F3 — Configuration Schema¶
Runtime tools that import a Settings class to expose its schema and environment
variable inventory. Both accept an optional settings_spec argument in the same
"module.path:attribute" format. When omitted, they use the base Settings
class.
| Tool | Description |
|---|---|
cosalette_config_schema |
Full JSON Schema for the Settings class |
cosalette_config_env_vars |
Environment variable names, types, and defaults |
Secret-looking fields (names containing password, token, secret, or key)
have their default values redacted in the env-var listing.
F4 — Code Scaffolding¶
Code generation tools that produce idiomatic, ready-to-run Python source. When
app_spec is provided, scaffolding checks for name collisions against existing
registrations and can suggest registered adapter ports.
| Tool | Key parameters | Output |
|---|---|---|
cosalette_scaffold_device |
device_name, adapter_port (optional), adapter_module (optional), app_spec (optional) |
Telemetry device handler with optional adapter injection |
cosalette_scaffold_adapter |
port_name, device_description, return_type, default_value |
Port Protocol + concrete adapter + dry-run/fake adapter |
cosalette_scaffold_test |
device_name, func_name, adapter_port (optional), app_spec (optional) |
Unit tests + AppHarness integration tests |
Copy the generated source into your project and adjust imports as needed. The output follows the same patterns described in the Telemetry Device and Hardware Adapters guides.
F5 — ADR Context¶
Read-only tools that query the packaged ADR index. No app context required. The index is bundled in the installed wheel and covers all architectural decisions made for cosalette.
| Tool | Description |
|---|---|
cosalette_list_adrs |
Index of all ADRs with status and one-line summary |
cosalette_get_adr |
Full content of a specific ADR by ID (e.g. ADR-035) |
cosalette_search_adrs |
Keyword search across ADR titles, tags, summaries, and content |
Refresh After Upgrades¶
After upgrading cosalette, re-run cosalette ai init --force to refresh both
the instruction file and .vscode/mcp.json:
The server binary path rarely changes between versions, but --force keeps
.vscode/mcp.json consistent.
Troubleshooting¶
cosalette ai mcp serve reports MCP not installed
The [mcp] extra is missing. Run uv add 'cosalette[mcp]'.

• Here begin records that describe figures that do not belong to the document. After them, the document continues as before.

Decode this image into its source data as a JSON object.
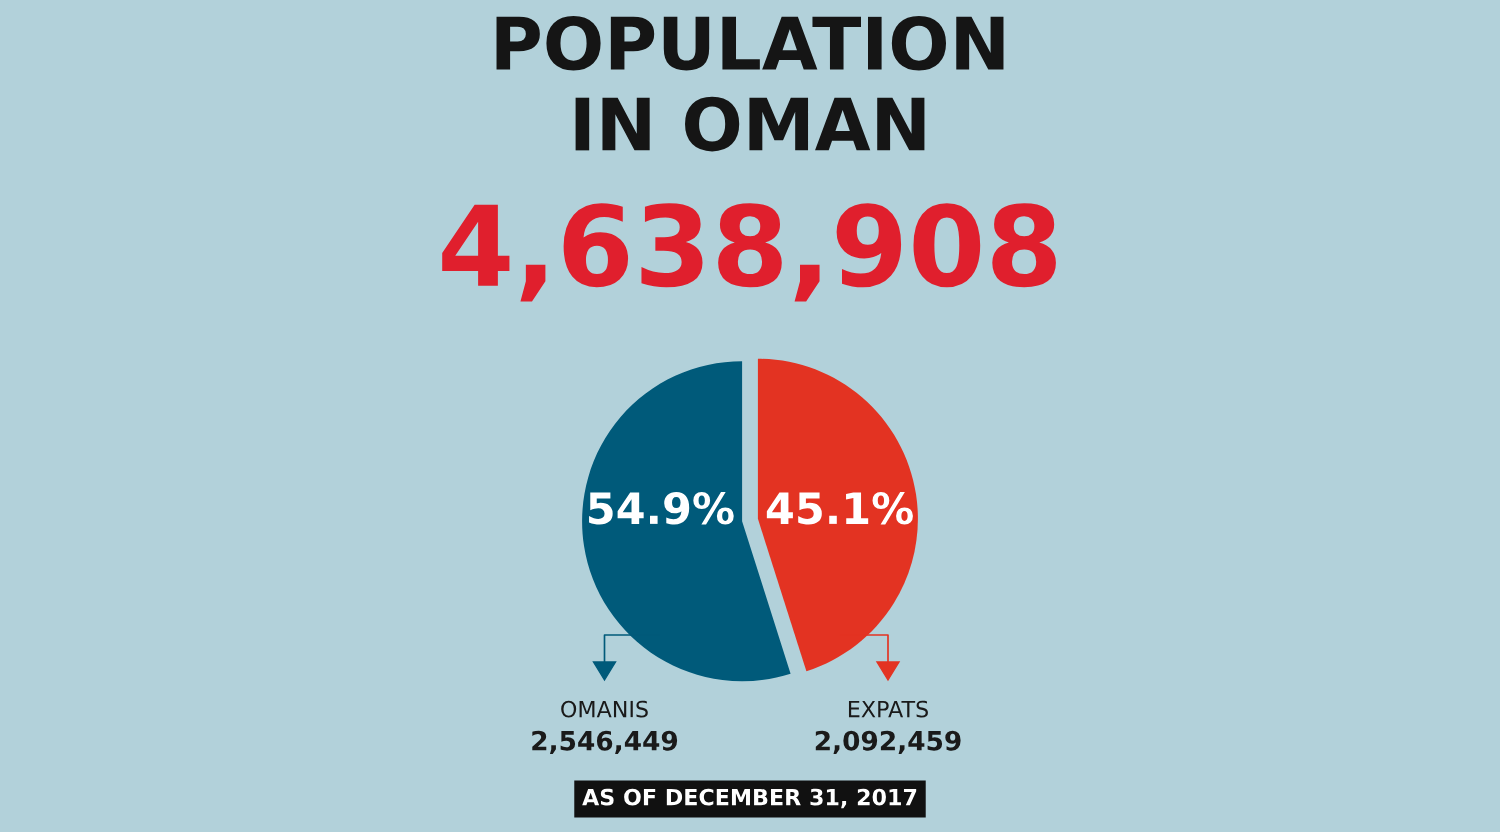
{
  "chart_data": {
    "type": "pie",
    "title": "POPULATION\nIN OMAN",
    "subtitle": "4,638,908",
    "categories": [
      "OMANIS",
      "EXPATS"
    ],
    "values": [
      54.9,
      45.1
    ],
    "colors": [
      "#005a7a",
      "#e33322"
    ],
    "value_labels": [
      "54.9%",
      "45.1%"
    ],
    "legend": "bottom",
    "annotations": [
      {
        "text": "2,546,449",
        "x": "OMANIS"
      },
      {
        "text": "2,092,459",
        "x": "EXPATS"
      },
      "AS OF DECEMBER 31, 2017"
    ]
  }
}
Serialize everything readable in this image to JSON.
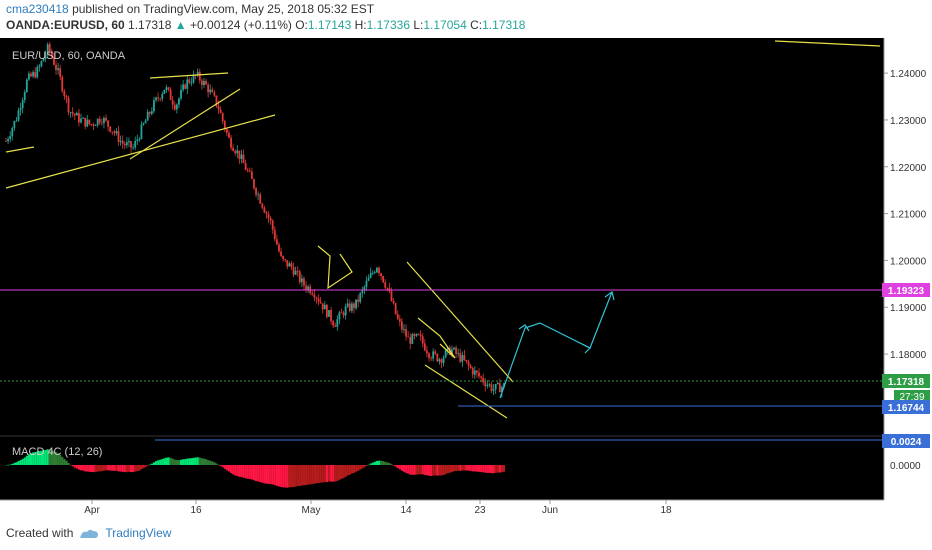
{
  "header": {
    "publisher_line": {
      "user": "cma230418",
      "text": "published on TradingView.com, May 25, 2018 05:32 EST"
    },
    "symbol_line": {
      "symbol": "OANDA:EURUSD, 60",
      "last": "1.17318",
      "arrow": "▲",
      "change": "+0.00124 (+0.11%)",
      "o_label": "O:",
      "o": "1.17143",
      "h_label": "H:",
      "h": "1.17336",
      "l_label": "L:",
      "l": "1.17054",
      "c_label": "C:",
      "c": "1.17318"
    }
  },
  "footer": {
    "created_with": "Created with",
    "brand": "TradingView"
  },
  "colors": {
    "background": "#000000",
    "up_candle": "#26a69a",
    "down_candle": "#e53935",
    "trendline": "#e6e04a",
    "projection": "#2ec4d6",
    "resistance": "#e040e0",
    "support": "#3a6fd8",
    "current": "#2e9e46"
  },
  "chart_data": {
    "type": "candlestick",
    "title": "EUR/USD, 60, OANDA",
    "ylim": [
      1.1625,
      1.2475
    ],
    "y_ticks": [
      "1.24000",
      "1.23000",
      "1.22000",
      "1.21000",
      "1.20000",
      "1.19000",
      "1.18000"
    ],
    "x_ticks": [
      "Apr",
      "16",
      "May",
      "14",
      "23",
      "Jun",
      "18"
    ],
    "price_path": [
      [
        0,
        1.2255
      ],
      [
        1,
        1.2305
      ],
      [
        2,
        1.2385
      ],
      [
        3,
        1.2405
      ],
      [
        4,
        1.2455
      ],
      [
        5,
        1.2395
      ],
      [
        6,
        1.232
      ],
      [
        7,
        1.23
      ],
      [
        8,
        1.229
      ],
      [
        9,
        1.2305
      ],
      [
        10,
        1.228
      ],
      [
        11,
        1.225
      ],
      [
        12,
        1.224
      ],
      [
        13,
        1.229
      ],
      [
        14,
        1.2335
      ],
      [
        15,
        1.237
      ],
      [
        16,
        1.233
      ],
      [
        17,
        1.238
      ],
      [
        18,
        1.2395
      ],
      [
        19,
        1.237
      ],
      [
        20,
        1.233
      ],
      [
        21,
        1.226
      ],
      [
        22,
        1.2225
      ],
      [
        23,
        1.218
      ],
      [
        24,
        1.213
      ],
      [
        25,
        1.208
      ],
      [
        26,
        1.2
      ],
      [
        27,
        1.1985
      ],
      [
        28,
        1.195
      ],
      [
        29,
        1.1935
      ],
      [
        30,
        1.19
      ],
      [
        31,
        1.1865
      ],
      [
        32,
        1.1895
      ],
      [
        33,
        1.1905
      ],
      [
        34,
        1.195
      ],
      [
        35,
        1.199
      ],
      [
        36,
        1.194
      ],
      [
        37,
        1.187
      ],
      [
        38,
        1.183
      ],
      [
        39,
        1.1835
      ],
      [
        40,
        1.18
      ],
      [
        41,
        1.179
      ],
      [
        42,
        1.181
      ],
      [
        43,
        1.179
      ],
      [
        44,
        1.1765
      ],
      [
        45,
        1.1745
      ],
      [
        46,
        1.1725
      ],
      [
        47,
        1.1732
      ]
    ],
    "levels": {
      "resistance": "1.19323",
      "current": "1.17318",
      "support": "1.16744",
      "countdown": "27:39"
    },
    "indicator": {
      "name": "MACD 4C (12, 26)",
      "y_ticks": [
        "0.0000"
      ],
      "level_label": "0.0024"
    },
    "annotations": [
      "ascending trendlines",
      "falling wedge",
      "projected zigzag up-path"
    ]
  }
}
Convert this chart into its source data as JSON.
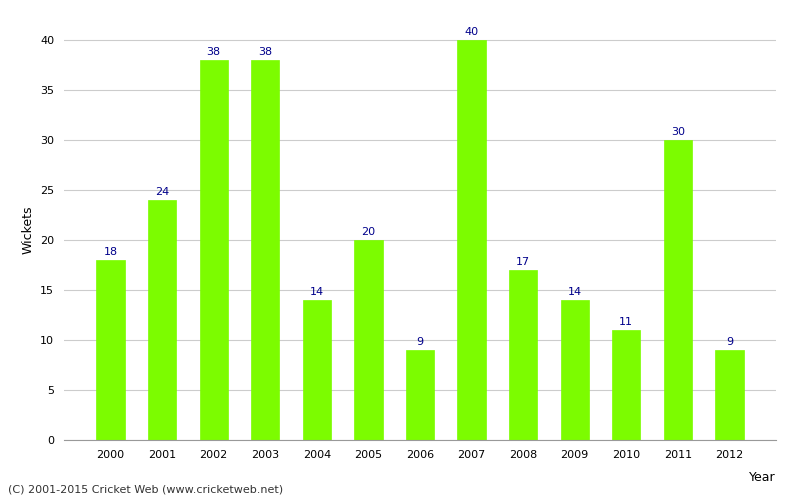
{
  "years": [
    "2000",
    "2001",
    "2002",
    "2003",
    "2004",
    "2005",
    "2006",
    "2007",
    "2008",
    "2009",
    "2010",
    "2011",
    "2012"
  ],
  "values": [
    18,
    24,
    38,
    38,
    14,
    20,
    9,
    40,
    17,
    14,
    11,
    30,
    9
  ],
  "bar_color": "#7CFC00",
  "bar_edge_color": "#7CFC00",
  "label_color": "#00008B",
  "label_fontsize": 8,
  "ylabel": "Wickets",
  "ylim": [
    0,
    42
  ],
  "yticks": [
    0,
    5,
    10,
    15,
    20,
    25,
    30,
    35,
    40
  ],
  "grid_color": "#cccccc",
  "background_color": "#ffffff",
  "footer_text": "(C) 2001-2015 Cricket Web (www.cricketweb.net)",
  "footer_fontsize": 8,
  "footer_color": "#333333",
  "ylabel_fontsize": 9,
  "tick_fontsize": 8,
  "bar_width": 0.55,
  "year_label_text": "Year",
  "year_label_fontsize": 9
}
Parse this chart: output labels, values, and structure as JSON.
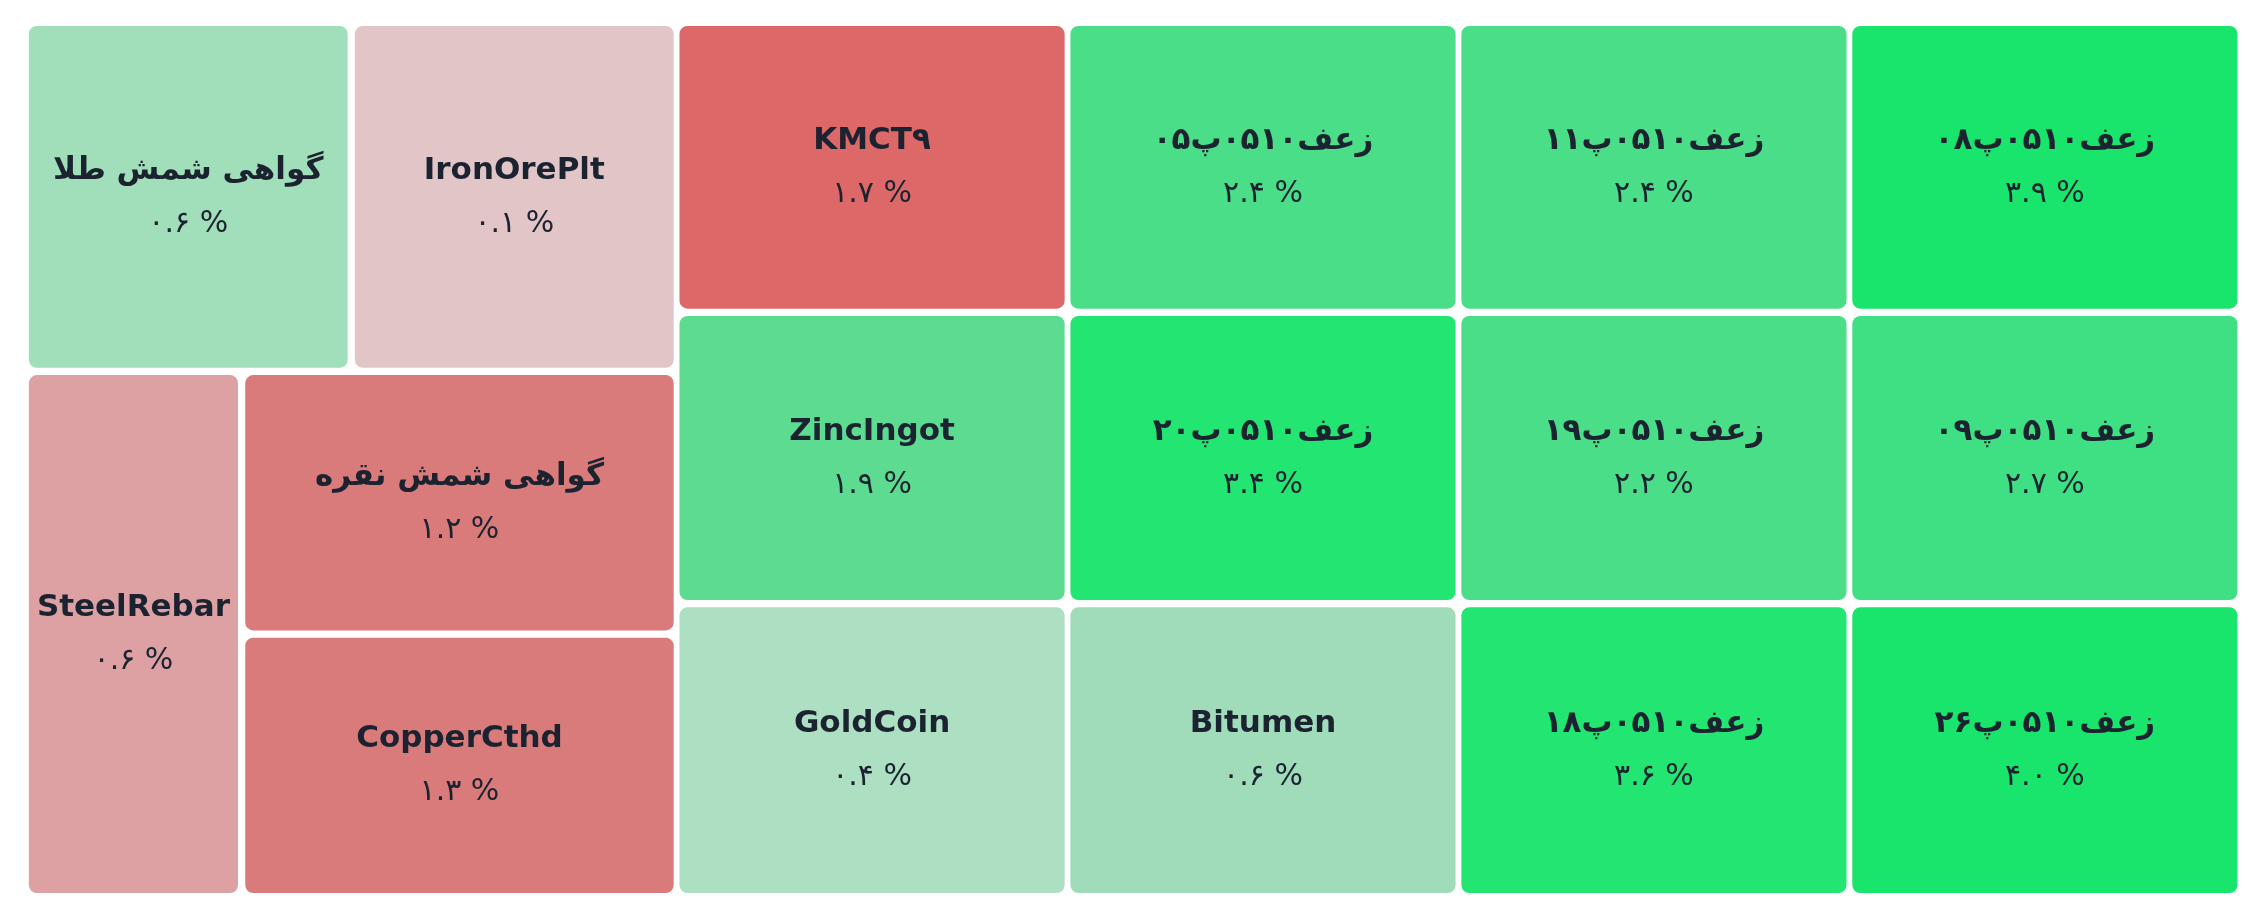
{
  "chart_data": {
    "type": "other",
    "categories": [
      "گواهی شمش طلا",
      "IronOrePlt",
      "KMCT۹",
      "زعف۰۵۱۰پ۰۵",
      "زعف۰۵۱۰پ۱۱",
      "زعف۰۵۱۰پ۰۸",
      "SteelRebar",
      "گواهی شمش نقره",
      "CopperCthd",
      "ZincIngot",
      "زعف۰۵۱۰پ۲۰",
      "زعف۰۵۱۰پ۱۹",
      "زعف۰۵۱۰پ۰۹",
      "GoldCoin",
      "Bitumen",
      "زعف۰۵۱۰پ۱۸",
      "زعف۰۵۱۰پ۲۶"
    ],
    "values": [
      0.6,
      0.1,
      1.7,
      2.4,
      2.4,
      3.9,
      0.6,
      1.2,
      1.3,
      1.9,
      3.4,
      2.2,
      2.7,
      0.4,
      0.6,
      3.6,
      4.0
    ],
    "value_labels": [
      "۰.۶ %",
      "۰.۱ %",
      "۱.۷ %",
      "۲.۴ %",
      "۲.۴ %",
      "۳.۹ %",
      "۰.۶ %",
      "۱.۲ %",
      "۱.۳ %",
      "۱.۹ %",
      "۳.۴ %",
      "۲.۲ %",
      "۲.۷ %",
      "۰.۴ %",
      "۰.۶ %",
      "۳.۶ %",
      "۴.۰ %"
    ],
    "colors": [
      "#a0dfb9",
      "#e2c5c7",
      "#dc6868",
      "#4ade88",
      "#4ade88",
      "#19e46b",
      "#dea1a3",
      "#da7b7b",
      "#da7b7b",
      "#5ddc91",
      "#22e572",
      "#4ade88",
      "#3ee083",
      "#addfc3",
      "#a0dcb9",
      "#22e572",
      "#19e46b"
    ]
  }
}
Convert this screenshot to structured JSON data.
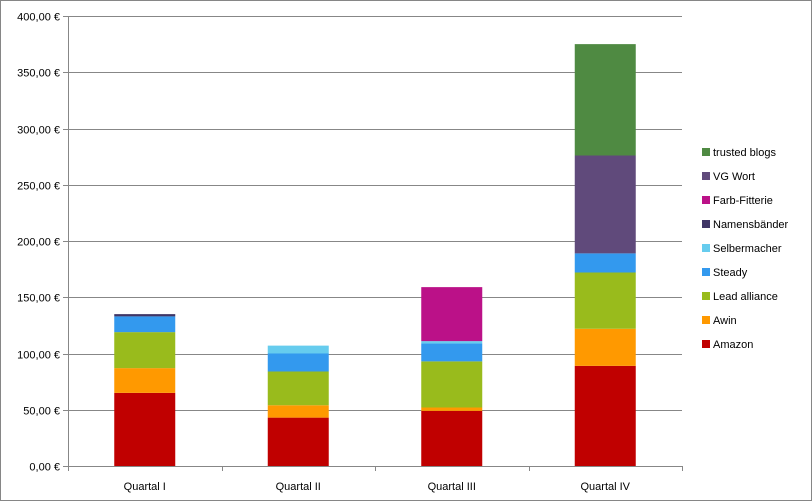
{
  "chart_data": {
    "type": "bar",
    "stacked": true,
    "title": "",
    "xlabel": "",
    "ylabel": "",
    "ylim": [
      0,
      400
    ],
    "y_ticks": [
      0,
      50,
      100,
      150,
      200,
      250,
      300,
      350,
      400
    ],
    "y_tick_labels": [
      "0,00 €",
      "50,00 €",
      "100,00 €",
      "150,00 €",
      "200,00 €",
      "250,00 €",
      "300,00 €",
      "350,00 €",
      "400,00 €"
    ],
    "grid": true,
    "legend_position": "right",
    "categories": [
      "Quartal I",
      "Quartal II",
      "Quartal III",
      "Quartal IV"
    ],
    "series": [
      {
        "name": "Amazon",
        "color": "#C00000",
        "values": [
          65,
          43,
          49,
          89
        ]
      },
      {
        "name": "Awin",
        "color": "#FF9900",
        "values": [
          22,
          11,
          3,
          33
        ]
      },
      {
        "name": "Lead alliance",
        "color": "#99BB1C",
        "values": [
          32,
          30,
          41,
          50
        ]
      },
      {
        "name": "Steady",
        "color": "#3399EE",
        "values": [
          14,
          16,
          16,
          17
        ]
      },
      {
        "name": "Selbermacher",
        "color": "#66CCEE",
        "values": [
          0,
          7,
          2,
          0
        ]
      },
      {
        "name": "Namensbänder",
        "color": "#3F3566",
        "values": [
          2,
          0,
          0,
          0
        ]
      },
      {
        "name": "Farb-Fitterie",
        "color": "#BB1188",
        "values": [
          0,
          0,
          48,
          0
        ]
      },
      {
        "name": "VG Wort",
        "color": "#604A7B",
        "values": [
          0,
          0,
          0,
          87
        ]
      },
      {
        "name": "trusted blogs",
        "color": "#4F8A42",
        "values": [
          0,
          0,
          0,
          99
        ]
      }
    ]
  }
}
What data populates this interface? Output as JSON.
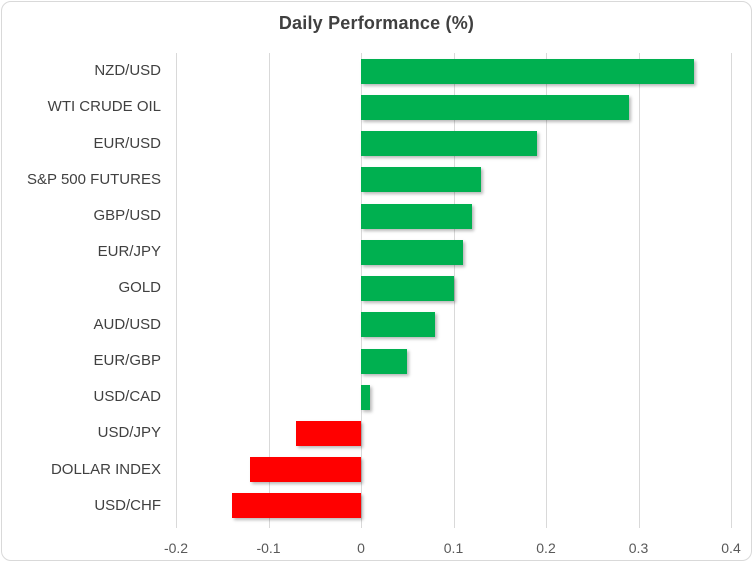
{
  "chart_data": {
    "type": "bar",
    "orientation": "horizontal",
    "title": "Daily Performance (%)",
    "categories": [
      "NZD/USD",
      "WTI CRUDE OIL",
      "EUR/USD",
      "S&P 500 FUTURES",
      "GBP/USD",
      "EUR/JPY",
      "GOLD",
      "AUD/USD",
      "EUR/GBP",
      "USD/CAD",
      "USD/JPY",
      "DOLLAR INDEX",
      "USD/CHF"
    ],
    "values": [
      0.36,
      0.29,
      0.19,
      0.13,
      0.12,
      0.11,
      0.1,
      0.08,
      0.05,
      0.01,
      -0.07,
      -0.12,
      -0.14
    ],
    "xlim": [
      -0.2,
      0.4
    ],
    "x_ticks": [
      -0.2,
      -0.1,
      0,
      0.1,
      0.2,
      0.3,
      0.4
    ],
    "x_tick_labels": [
      "-0.2",
      "-0.1",
      "0",
      "0.1",
      "0.2",
      "0.3",
      "0.4"
    ],
    "grid": "vertical-on",
    "legend": "none",
    "colors": {
      "positive_bar": "#00B050",
      "negative_bar": "#FF0000",
      "gridline": "#D9D9D9",
      "title_text": "#404040",
      "category_text": "#404040",
      "axis_text": "#595959",
      "frame_border": "#D9D9D9",
      "background": "#FFFFFF"
    }
  }
}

Introspection tools cannot import app_spec
Verify that the dotted module path is correct relative to the repository root
(e.g. "myapp.main:app", not "./myapp/main.py:app"). The server runs in the
directory where the IDE process started, which is normally the repository root.
Hardware imports fail during introspection
See the note under F2 — App Introspection. Stub hardware using the dry-run adapter pattern (Hardware Adapters guide).